Un film qui démontre déjà que la capacité inouïe des traducteurs en France à pondre des titres un peu stupides ne date pas d'hier. On peut même parler d'une tradition bien ancrée au vu des exemples qui parsèment l'histoire du cinéma. Appelons cette tradition française le gogolisme.
Le port de l'angoisse qui fait peur, donc (remettons en une couche tant qu'on y est), est une adaptation d'un roman d'Ernest Hemingway avec William Faulkner au scénario, tous deux étant des bons copains de l'ami Hawks qui savait tout de même s'entourer.
On y parle d'Harry Morgan, citoyen américain qui loue son bateau au plus offrant pour des parties de pêche et qui va se retrouver mêlé bien malgré lui aux affaires de la résistance française qui lutte contre la police de Vichy.
Et là, autant le dire tout de suite, Harry Morgan, c'est bien sûr Han Solo, ce citoyen qui loue son vaisseau au plus offrant pour tout type de transport et qui va se retrouver mêlé bien malgré lui aux affaires des rebelles qui luttent contre l'empire galactique.
Si George Lucas ne s'est pas inspiré pour l'écriture de son Starwars autant de ce film que de La Forteresse cachée, j'en serais très étonné tant les parallèles entre les deux hommes comme dans la relation qu'ils entretiennent avec la femme de leur pensée saute aux yeux jusque dans les échanges de vannes qu'ils prennent un malin plaisir (plaisir partagé par le spectateur) à distiller à longueur de film.
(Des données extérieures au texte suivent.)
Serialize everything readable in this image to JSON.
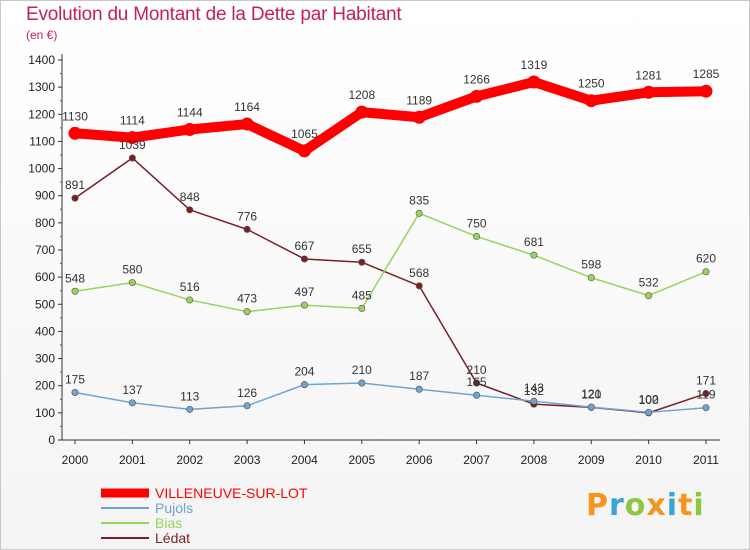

Alors, contrairement au film de Lucas, To Have and Have Not n'est pas un film qui brille par son action non stop, mais pourtant il s'y passe tout un tas de choses qui rendent le film passionnant de bout en bout.
Le principal intérêt du film reste ses dialogues brillants constitués d'échanges qui rivalisent de sarcasmes et de drôlerie entre Humphrey Bogart/Harry Morgan et Lauren Bacall/Marie "Slim" Browning dont la complémentarité se voit à l'écran immédiatement. Si on connaît déjà le talent de Bogart, on ne peut qu'être époustouflé par l'assurance de cette jeune fille de 19 ans qui fait jeu égal avec la star. Bref ce jeu de séduction/dérision qui s'établit entre ces deux là est tout simplement délicieux.
Ajoutez aux dialogues ciselés des deux tourtereaux à l'écran comme à la ville, une galerie de seconds rôles tous plus réussis les uns que les autres qui apportent chacun leur pierre à l'édifice de ce récit, et vous vous retrouverez avec un grand classique devant lequel je peine à comprendre pourquoi tant de personnes semblent bouder leur plaisir.
Un film maitrisé par Howard Hawks qui pourrait faire penser dans l'ambiance au Casablanca de Michael Curtiz, et qui fonctionne surtout grâce à sa galerie d'acteurs impeccables, au premier rang desquels se trouve le couple formé par Bogart et Bacall, un sens des dialogues particulièrement bien senti, et une certaine maestria dans la description des relations qui lient les différents personnages qui naviguent dans les eaux troubles de Fort-de France.